Na última semana, o ministro Luiz Eduardo Ramos, que é
general da ativa, se viu obrigado a dar explicações a seus colegas de turma da
Academia Militar das Agulhas Negras (AMAN) após o Estadão revelar que ele tem
oferecido cargos ao Centrão, bloco fisiológico de partidos, em troca de apoio
ao governo no Congresso. “É pelo respeito que tenho ao meu Exército que estou
divulgando essa mensagem”, disse, ressaltando não ser “político” e estar
cumprindo uma “missão”. O ministro já havia causado desconforto ao usar farda
numa solenidade, ao lado do presidente, em 30 de abril, no Comando Militar do
Sul, em Porto Alegre.
Até mesmo a fama de bons gestores dos militares é colocada
em xeque. Chocou ministros do Supremo o fato de nenhum dos generais presentes
já na famosa reunião de Bolsonaro com sua equipe ter pedido moderação aos seus
colegas que atacaram outros poderes com palavras de baixo calão. Um ministro
ouvido pelo Estadão observou que os generais, no mínimo, não deveriam ter
permitido a gravação do encontro.
A presença dos militares no Ministério da Saúde também causa
preocupação. Eles tomaram conta da pasta no momento em que o novo coronavírus
avança e dois médicos civis pediram demissão por discordarem da orientação do
presidente na condução da crise, o que o atual cumpre à risca.
Especializado em logística, Pazuello já nomeou 20 militares
e pretende chamar mais 37, no mínimo por três meses. A militarização também
avançou para postos que requerem experiência específica.
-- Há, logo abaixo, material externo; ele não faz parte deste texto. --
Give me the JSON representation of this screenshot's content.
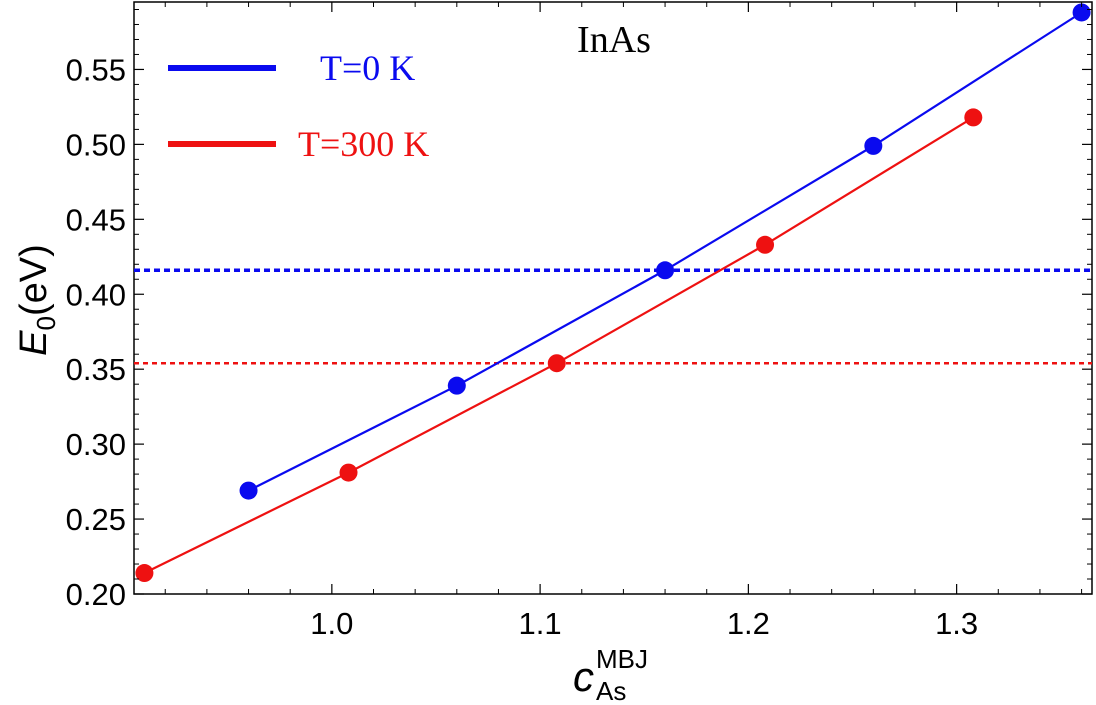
{
  "chart_data": {
    "type": "line",
    "title": "InAs",
    "xlabel": {
      "main": "c",
      "sub": "As",
      "sup": "MBJ"
    },
    "ylabel": {
      "main": "E",
      "sub": "0",
      "unit": "(eV)"
    },
    "xlim": [
      0.905,
      1.365
    ],
    "ylim": [
      0.2,
      0.595
    ],
    "xticks": [
      1.0,
      1.1,
      1.2,
      1.3
    ],
    "yticks": [
      0.2,
      0.25,
      0.3,
      0.35,
      0.4,
      0.45,
      0.5,
      0.55
    ],
    "xtick_labels": [
      "1.0",
      "1.1",
      "1.2",
      "1.3"
    ],
    "ytick_labels": [
      "0.20",
      "0.25",
      "0.30",
      "0.35",
      "0.40",
      "0.45",
      "0.50",
      "0.55"
    ],
    "legend_position": "top-left",
    "series": [
      {
        "name": "T=0 K",
        "color": "#0a0aef",
        "x": [
          0.96,
          1.06,
          1.16,
          1.26,
          1.36
        ],
        "y": [
          0.269,
          0.339,
          0.416,
          0.499,
          0.588
        ],
        "reference_line": 0.416
      },
      {
        "name": "T=300 K",
        "color": "#ee1111",
        "x": [
          0.91,
          1.008,
          1.108,
          1.208,
          1.308
        ],
        "y": [
          0.214,
          0.281,
          0.354,
          0.433,
          0.518
        ],
        "reference_line": 0.354
      }
    ]
  }
}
Na quarta-feira, por
exemplo, o coronel do Exército Luiz Otávio Franco Duarte foi nomeado secretário
de Atenção Especializada, responsável por habilitar leitos de UTI e distribuir
recursos para Estados e prefeituras.
Marinha
Mesmo com menos pessoal no governo, a Marinha já espera uma
cobrança por sua atuação na gestão Bolsonaro. A presença do almirante Flávio
Rocha, recém-promovido a quatro estrelas, no Palácio do Planalto preocupa a
instituição. Rochinha, como é chamado no meio, tem recebido diferentes missões
do presidente, como contornar a crise na Secretaria da Cultura. O outro
almirante é Bento Albuquerque, que comanda Minas e Energia.
Aeronáutica
De todas as forças, a Aeronáutica é, até agora, a mais
preservada de eventuais desgastes. Apesar de ser tenente-coronel da reserva no
comando do Ministério da Ciência, Tecnologia e Inovação, Marcos Pontes não foi
escolhido por ser da FAB.
Na avaliação do cientista político e pesquisador da Fundação
Getúlio Vargas (FGV) Carlos Pereira, “é natural” que Bolsonaro “vá buscar apoio
no setor onde dispõe de maior confiança”. Pereira alertou, porém, que as Forças
Armadas correm risco muito grande ao embarcar, com essa proporção, em um
governo. “As Forças Armadas demoraram muito tempo para limpar seu nome e
cumprir seu papel constitucional. Agora, correm o risco de se comprometer mais
uma vez”, afirmou o cientista político e colunista do Estadão.